The distinction made half a century ago by the French radical thinker André Gorz – between reformist and non-reformist reforms, the latter posing a fundamental challenge to the rationality and reproduction of the social order – is perhaps losing its validity. Any actual reform starts looking non-reformist when – very much unlike in periods of capitalist growth and the “recuperation” of radicalism – “business as usual” demands unusual levels of intolerance and inflexibility.

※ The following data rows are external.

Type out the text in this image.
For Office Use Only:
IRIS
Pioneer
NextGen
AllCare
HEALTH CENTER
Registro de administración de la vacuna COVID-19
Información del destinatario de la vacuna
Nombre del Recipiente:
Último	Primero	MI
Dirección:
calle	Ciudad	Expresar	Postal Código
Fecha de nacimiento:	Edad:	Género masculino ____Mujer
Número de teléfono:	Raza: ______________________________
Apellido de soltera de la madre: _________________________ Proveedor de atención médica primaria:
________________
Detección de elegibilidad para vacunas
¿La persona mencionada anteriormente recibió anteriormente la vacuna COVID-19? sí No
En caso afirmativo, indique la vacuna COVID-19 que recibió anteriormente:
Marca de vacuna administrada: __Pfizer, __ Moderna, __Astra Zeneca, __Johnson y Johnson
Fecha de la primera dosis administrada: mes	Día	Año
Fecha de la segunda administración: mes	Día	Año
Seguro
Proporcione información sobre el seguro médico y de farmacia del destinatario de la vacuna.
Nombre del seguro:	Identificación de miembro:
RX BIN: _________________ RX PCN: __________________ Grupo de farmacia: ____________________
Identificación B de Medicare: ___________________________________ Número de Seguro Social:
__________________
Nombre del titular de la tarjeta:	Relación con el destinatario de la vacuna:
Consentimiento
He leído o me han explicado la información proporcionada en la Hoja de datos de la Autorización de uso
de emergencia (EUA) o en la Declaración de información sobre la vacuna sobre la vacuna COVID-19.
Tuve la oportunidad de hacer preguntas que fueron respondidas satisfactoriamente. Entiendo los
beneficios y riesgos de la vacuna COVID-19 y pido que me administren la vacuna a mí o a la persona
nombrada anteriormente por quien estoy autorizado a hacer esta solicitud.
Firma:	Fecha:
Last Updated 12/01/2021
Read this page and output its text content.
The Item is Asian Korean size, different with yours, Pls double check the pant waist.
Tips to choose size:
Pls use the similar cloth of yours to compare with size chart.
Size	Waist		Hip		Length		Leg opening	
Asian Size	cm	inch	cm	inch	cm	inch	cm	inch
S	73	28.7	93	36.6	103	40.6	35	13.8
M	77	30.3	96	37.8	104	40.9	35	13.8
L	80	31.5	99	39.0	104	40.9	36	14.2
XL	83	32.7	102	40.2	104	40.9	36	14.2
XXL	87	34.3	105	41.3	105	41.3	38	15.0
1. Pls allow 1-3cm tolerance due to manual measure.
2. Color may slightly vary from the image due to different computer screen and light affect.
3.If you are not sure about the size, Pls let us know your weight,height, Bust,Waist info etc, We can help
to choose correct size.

As Marx quipped 170 years ago, “In order to supersede the idea of private property, the idea of communism is enough. In order to supersede private property as it actually exists, real communist activity is necessary.” Turning to the political sphere, the latter seems in short supply. And the labor movement is not in great shape either. But perhaps we need a perspectival shift.

What contemporary riots and revolts have made evident is that in its continuous effort to emancipate itself from the working class (as the Italian Marxist Mario Tronti once put it), capitalism is increasingly making the reproduction of work, of social relations, of human beings precarious. Proletarianization means less and less the creation of a laboring capacity and more and more the production of disposable people. Today’s communist activity – by which we can simply mean activity aimed at exercising control over social life on the basis of needs, rather than the “bottom line” of profitability – is increasingly to be found in struggles over social reproduction: occupying homes against eviction, impeding the closure of hospitals, defending (or rather trying to enact) the idea of public education, or, as we recently saw in Brazil, appropriating the means of transport.

Spaces in and against capitalism

Though inequality is the violent rule, in this time of riots, which also presents itself as a time of oligarchs, communism cannot be conceived simply as the assertion of equality – especially when our imagination of equality is constrained by liberal individualism or monetized notions of equivalence. And though its nineteenth-century emergence has bound it to the fate of industry, we cannot think of communism today as arising solely at the “point of production”. The enigma of the present is that increasing swathes of the planet find it increasingly difficult to reproduce themselves (their labor, their livelihood, their relations) under capitalism, and yet they can only reproduce themselves through capitalism.

That is why the harder crisis bites the more difficult it seems for some to think of any other life than this increasingly immiserated one. This is also why, when the condition of making surplus capital is to produce surplus populations, any talk of communism today needs to attend, with both intransigence and humility, to those practices of reappropriation and survival that are creating spaces in and against capitalism.